Changes in net sales and operating profit generally are expressed in terms of volume. Changes in volume refer to increases or decreases in sales or operating profit resulting from varying production activity levels, deliveries or service levels on individual contracts. Volume changes in segment operating profit are typically based on the current profit booking rate for a particular contract. In addition, comparability of the corporation’s segment sales, operating profit and operating margin may be impacted favorably or unfavorably by changes in profit booking rates on the corporation’s contracts for which it recognizes revenue over time using the percentage-of-completion cost-to-cost method to measure progress towards completion. Increases in profit booking rates, typically referred to as risk retirements, usually relate to revisions in the estimated total costs to fulfill the performance obligations that reflect improved conditions on a particular contract. Conversely, conditions on a particular contract may deteriorate, resulting in an increase in the estimated total costs to fulfill the performance obligations and a reduction in the profit booking rate. Increases or decreases in profit booking rates are recognized in the current period and reflect the inception-to-date effect of such changes.

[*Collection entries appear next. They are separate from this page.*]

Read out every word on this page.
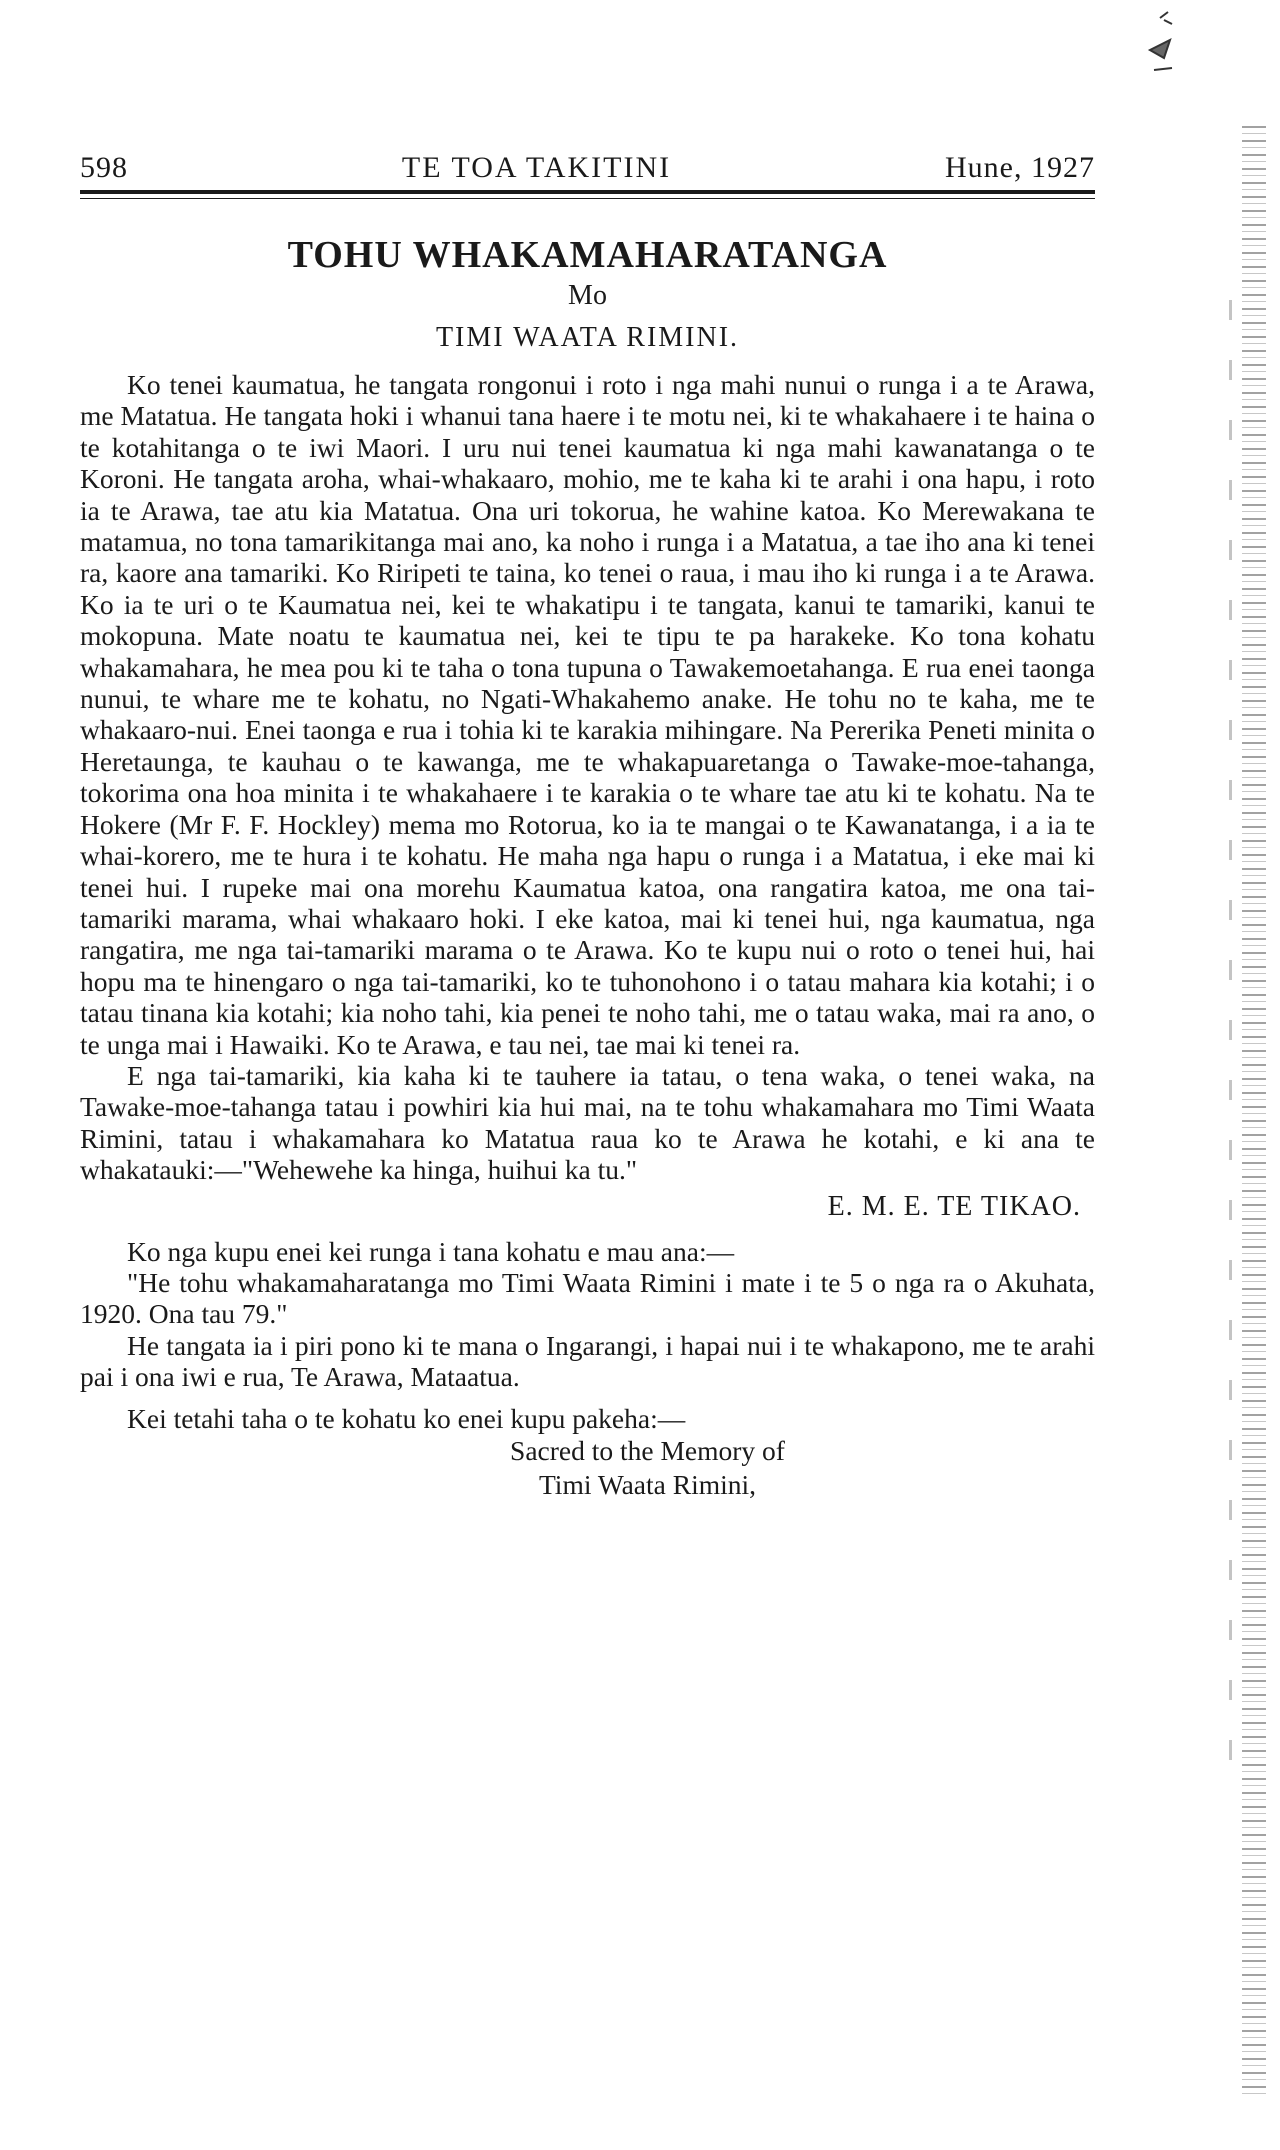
598	TE TOA TAKITINI	Hune, 1927
TOHU WHAKAMAHARATANGA
Mo
TIMI WAATA RIMINI.

Ko tenei kaumatua, he tangata rongonui i roto i nga mahi nunui o runga i a te Arawa, me Matatua. He tangata hoki i whanui tana haere i te motu nei, ki te whakahaere i te haina o te kotahitanga o te iwi Maori. I uru nui tenei kaumatua ki nga mahi kawanatanga o te Koroni. He tangata aroha, whai-whakaaro, mohio, me te kaha ki te arahi i ona hapu, i roto ia te Arawa, tae atu kia Matatua. Ona uri tokorua, he wahine katoa. Ko Merewakana te matamua, no tona tamarikitanga mai ano, ka noho i runga i a Matatua, a tae iho ana ki tenei ra, kaore ana tamariki. Ko Riripeti te taina, ko tenei o raua, i mau iho ki runga i a te Arawa. Ko ia te uri o te Kaumatua nei, kei te whakatipu i te tangata, kanui te tamariki, kanui te mokopuna. Mate noatu te kaumatua nei, kei te tipu te pa harakeke. Ko tona kohatu whakamahara, he mea pou ki te taha o tona tupuna o Tawakemoetahanga. E rua enei taonga nunui, te whare me te kohatu, no Ngati-Whakahemo anake. He tohu no te kaha, me te whakaaro-nui. Enei taonga e rua i tohia ki te karakia mihingare. Na Pererika Peneti minita o Heretaunga, te kauhau o te kawanga, me te whakapuaretanga o Tawake-moe-tahanga, tokorima ona hoa minita i te whakahaere i te karakia o te whare tae atu ki te kohatu. Na te Hokere (Mr F. F. Hockley) mema mo Rotorua, ko ia te mangai o te Kawanatanga, i a ia te whai-korero, me te hura i te kohatu. He maha nga hapu o runga i a Matatua, i eke mai ki tenei hui. I rupeke mai ona morehu Kaumatua katoa, ona rangatira katoa, me ona tai-tamariki marama, whai whakaaro hoki. I eke katoa, mai ki tenei hui, nga kaumatua, nga rangatira, me nga tai-tamariki marama o te Arawa. Ko te kupu nui o roto o tenei hui, hai hopu ma te hinengaro o nga tai-tamariki, ko te tuhonohono i o tatau mahara kia kotahi; i o tatau tinana kia kotahi; kia noho tahi, kia penei te noho tahi, me o tatau waka, mai ra ano, o te unga mai i Hawaiki. Ko te Arawa, e tau nei, tae mai ki tenei ra.

E nga tai-tamariki, kia kaha ki te tauhere ia tatau, o tena waka, o tenei waka, na Tawake-moe-tahanga tatau i powhiri kia hui mai, na te tohu whakamahara mo Timi Waata Rimini, tatau i whakamahara ko Matatua raua ko te Arawa he kotahi, e ki ana te whakatauki:—"Wehewehe ka hinga, huihui ka tu."

E. M. E. TE TIKAO.

Ko nga kupu enei kei runga i tana kohatu e mau ana:—

"He tohu whakamaharatanga mo Timi Waata Rimini i mate i te 5 o nga ra o Akuhata, 1920. Ona tau 79."

He tangata ia i piri pono ki te mana o Ingarangi, i hapai nui i te whakapono, me te arahi pai i ona iwi e rua, Te Arawa, Mataatua.

Kei tetahi taha o te kohatu ko enei kupu pakeha:—

Sacred to the Memory of
Timi Waata Rimini,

Segment operating profit and margin may also be impacted favorably or unfavorably by other items, which may or may not impact sales. Favorable items may include the positive resolution of contractual matters, insurance recoveries and gains on sales of assets. Unfavorable items may include the adverse resolution of contractual matters; restructuring charges, except for significant severance actions which are excluded from segment operating results; reserves for disputes; certain asset impairments; and losses on sales of certain assets.

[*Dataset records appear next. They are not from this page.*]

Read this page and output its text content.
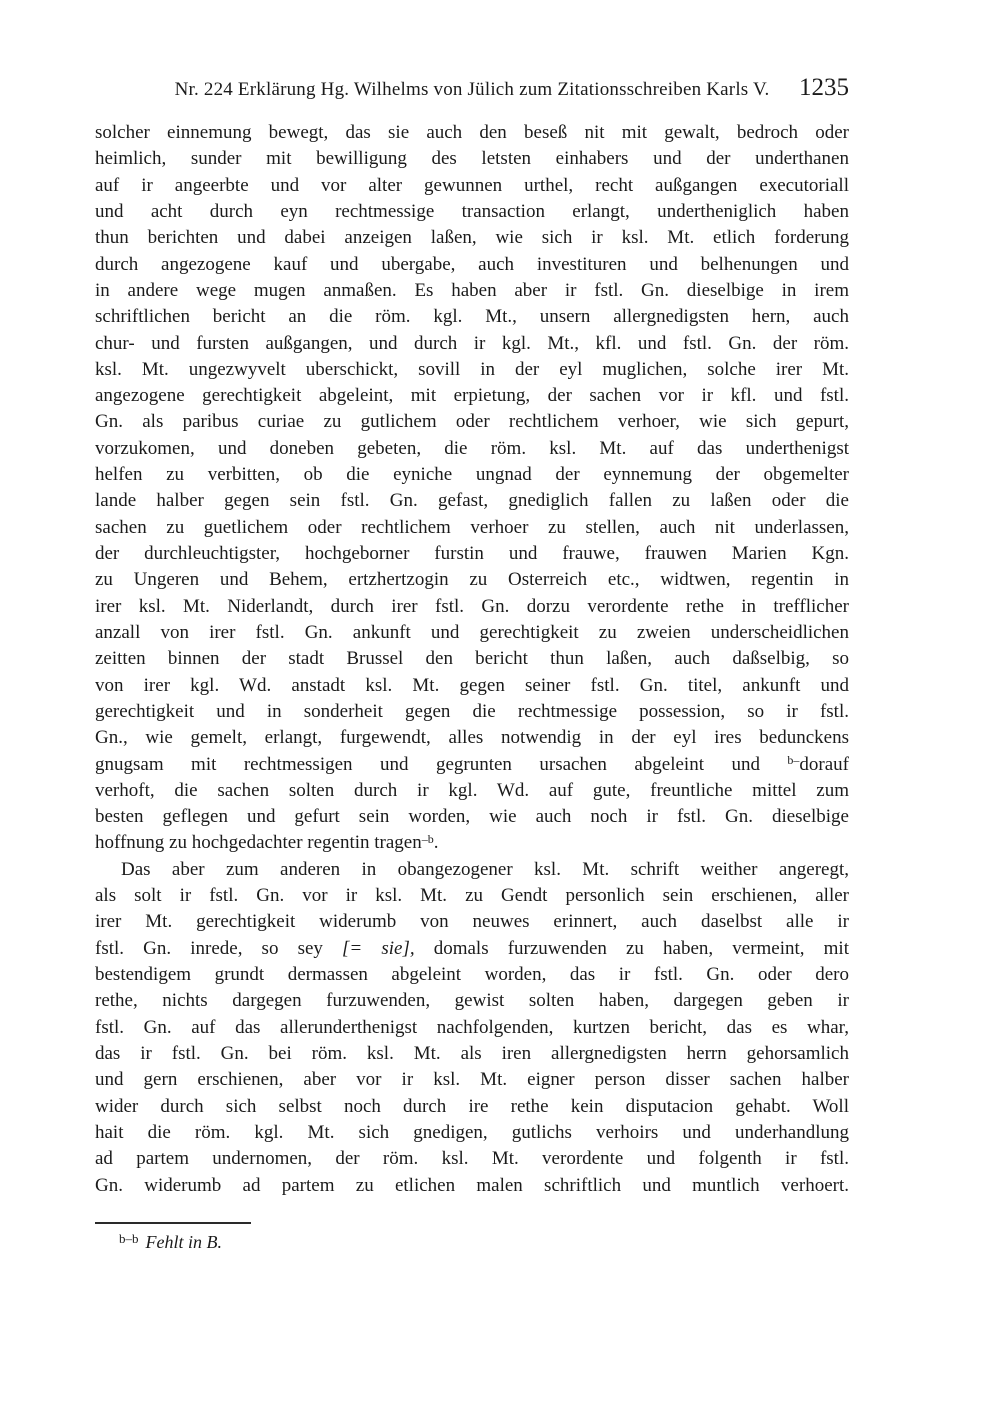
Nr. 224 Erklärung Hg. Wilhelms von Jülich zum Zitationsschreiben Karls V.	1235
solcher einnemung bewegt, das sie auch den beseß nit mit gewalt, bedroch oder
heimlich, sunder mit bewilligung des letsten einhabers und der underthanen
auf ir angeerbte und vor alter gewunnen urthel, recht außgangen executoriall
und acht durch eyn rechtmessige transaction erlangt, undertheniglich haben
thun berichten und dabei anzeigen laßen, wie sich ir ksl. Mt. etlich forderung
durch angezogene kauf und ubergabe, auch investituren und belhenungen und
in andere wege mugen anmaßen. Es haben aber ir fstl. Gn. dieselbige in irem
schriftlichen bericht an die röm. kgl. Mt., unsern allergnedigsten hern, auch
chur- und fursten außgangen, und durch ir kgl. Mt., kfl. und fstl. Gn. der röm.
ksl. Mt. ungezwyvelt uberschickt, sovill in der eyl muglichen, solche irer Mt.
angezogene gerechtigkeit abgeleint, mit erpietung, der sachen vor ir kfl. und fstl.
Gn. als paribus curiae zu gutlichem oder rechtlichem verhoer, wie sich gepurt,
vorzukomen, und doneben gebeten, die röm. ksl. Mt. auf das underthenigst
helfen zu verbitten, ob die eyniche ungnad der eynnemung der obgemelter
lande halber gegen sein fstl. Gn. gefast, gnediglich fallen zu laßen oder die
sachen zu guetlichem oder rechtlichem verhoer zu stellen, auch nit underlassen,
der durchleuchtigster, hochgeborner furstin und frauwe, frauwen Marien Kgn.
zu Ungeren und Behem, ertzhertzogin zu Osterreich etc., widtwen, regentin in
irer ksl. Mt. Niderlandt, durch irer fstl. Gn. dorzu verordente rethe in trefflicher
anzall von irer fstl. Gn. ankunft und gerechtigkeit zu zweien underscheidlichen
zeitten binnen der stadt Brussel den bericht thun laßen, auch daßselbig, so
von irer kgl. Wd. anstadt ksl. Mt. gegen seiner fstl. Gn. titel, ankunft und
gerechtigkeit und in sonderheit gegen die rechtmessige possession, so ir fstl.
Gn., wie gemelt, erlangt, furgewendt, alles notwendig in der eyl ires bedunckens
gnugsam mit rechtmessigen und gegrunten ursachen abgeleint und $^{b-}$dorauf
verhoft, die sachen solten durch ir kgl. Wd. auf gute, freuntliche mittel zum
besten geflegen und gefurt sein worden, wie auch noch ir fstl. Gn. dieselbige
hoffnung zu hochgedachter regentin tragen$^{-b}$.
Das aber zum anderen in obangezogener ksl. Mt. schrift weither angeregt,
als solt ir fstl. Gn. vor ir ksl. Mt. zu Gendt personlich sein erschienen, aller
irer Mt. gerechtigkeit widerumb von neuwes erinnert, auch daselbst alle ir
fstl. Gn. inrede, so sey [= sie], domals furzuwenden zu haben, vermeint, mit
bestendigem grundt dermassen abgeleint worden, das ir fstl. Gn. oder dero
rethe, nichts dargegen furzuwenden, gewist solten haben, dargegen geben ir
fstl. Gn. auf das allerunderthenigst nachfolgenden, kurtzen bericht, das es whar,
das ir fstl. Gn. bei röm. ksl. Mt. als iren allergnedigsten herrn gehorsamlich
und gern erschienen, aber vor ir ksl. Mt. eigner person disser sachen halber
wider durch sich selbst noch durch ire rethe kein disputacion gehabt. Woll
hait die röm. kgl. Mt. sich gnedigen, gutlichs verhoirs und underhandlung
ad partem undernomen, der röm. ksl. Mt. verordente und folgenth ir fstl.
Gn. widerumb ad partem zu etlichen malen schriftlich und muntlich verhoert.
$^{b-b}$ Fehlt in B.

The corporation’s consolidated net adjustments not related to volume, including net profit booking rate adjustments, represented approximately 28% of total segment operating profit in the first quarter of 2021, as compared to 27% in the first quarter of 2020.
Aeronautics
Aeronautics’ net sales in the first quarter of 2021 were comparable with the same period in 2020. Net salesincreased by approximately $135m on classified contracts due to higher volume and about $20m for the F-16 program due to increased volume on production contracts that was partially offset by decreased volume on sustainment contracts. These increases were offset by lower net sales of approximately $65m for the F-35 program primarily due to the inception-to-date effect of reducing the profit booking rate on a development contract and to a lesser extent lower volume on development and production contracts; and about $65m for the F-22 program due to decreased volume on sustainment contracts.
Aeronautics’ operating profit in the first quarter of 2021 increased $21m, or 3%, compared to the same period in 2020. Operating profit increased approximately $15m for the F-16 program due to higher risk retirements on sustainment contracts and increased volume on production contracts; and about $10m for the F-35 program due to higher risk retirements on production contracts that were mostly offset by the inception-to-date effect of reducing the profit booking rate to eliminate fees on a development contract and to a lesser extent lower volume on development and production contracts. Adjustments not related to volume, including net profit booking rate adjustments, were $25m higher in the first quarter of 2021 compared to the same period in 2020.
Missiles and Fire Control
MFC’s net sales in the first quarter of 2021 increased $130m, or 5%, compared to the same period in 2020. The increase was primarily attributable to higher net sales of approximately $120m for integrated air and missile defense programs due to increased volume (primarily Patriot Advanced Capability-3 (PAC-3)) and about $50m for tactical and strike missile programs due to higher volume (Army Tactical Missile System (ATACMS), Joint Air-to-Surface Standoff Missile (JASSM), and Long Range Anti-Ship Missile (LRASM)). These increases were partially offset by a decrease of approximately $40m for sensors and global sustainment programs due to decreased volume (primarily Low Altitude Navigation and Targeting Infrared for Night (LANTIRN®) and Sniper Advanced Targeting Pod (SNIPER®)).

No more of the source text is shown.